Firavun ailesinden olan müminin, imanını açığa vurup, Hz. Musa ve kardeşini destekleyerek Firavun ve adamlarını şaşkına çevirmesini nakleden ayetlerin vahyolunmasını takiben, Resulüllah da Mekke ileri gelenlerinden kimin mümin olabileceğini düşünmeye başladı. Bu kişinin Mekke eşrafında olmasının yanı sıra, genç ve güçlü olmasını tercih ederdi. Velid b. Muğire, Âs b. Vâil veya Utbe b. Rabia olmamalıydı, çünkü onlar her ne kadar Mekke’de sözü geçen kişilerse de oldukça yaşlıydılar ve otorite artık gün geçtikçe gençlere geçiyordu. Ebû Cehil ve Ömer b. Hattab önemliydi. Bunlar, Dâru’n Nedve’nin en önemli üyelerinden olmalarının yanı sıra, Mekke’de sözü geçenlerden ve gençlerden idiler. Bu düşünceler Resulüllah’ı dua etmeye yöneltti.
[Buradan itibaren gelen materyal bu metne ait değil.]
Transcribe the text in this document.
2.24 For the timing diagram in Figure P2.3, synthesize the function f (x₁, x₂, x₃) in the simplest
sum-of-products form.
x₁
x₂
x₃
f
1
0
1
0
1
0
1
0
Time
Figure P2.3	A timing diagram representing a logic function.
Bu iki müşrikten birisinin islâm’a girmesi için Allah’a dua etti: ‘Allah’ım! şu iki adamdan, Ebû Cehil veya Ömer b. Hattab’dan birisini İslâm ile aziz kı [269] dedi.
Mü’min sûresinde açıklandığı üzere, Hz. Musa ve Harun, nasıl ki Firavun’un en yakınlarından birisi ile desteklemişlerse, Hz. Muhammed’in de aynı şekilde desteklenebileceği müjdesinin ve Resulüllah’ın bu yöndeki dualarının gereği olarak, Ömer b. Hattab şirkin bataklığından İslâm’ın izzet ve şerefine yöneltildi. Hem de Ömer b. Hattab, bu değişimi eline kılıcını alıp, öldürmek niyetiyle Resulüllah’ı köşe bucak aradığı gün yaşadı. Böylelikle, küfrün, sapıklığın, kötülüğün, pisliğin, zorbalığın zirvesinden, İslâm’ın izzet ve şeref zirvesine geçti.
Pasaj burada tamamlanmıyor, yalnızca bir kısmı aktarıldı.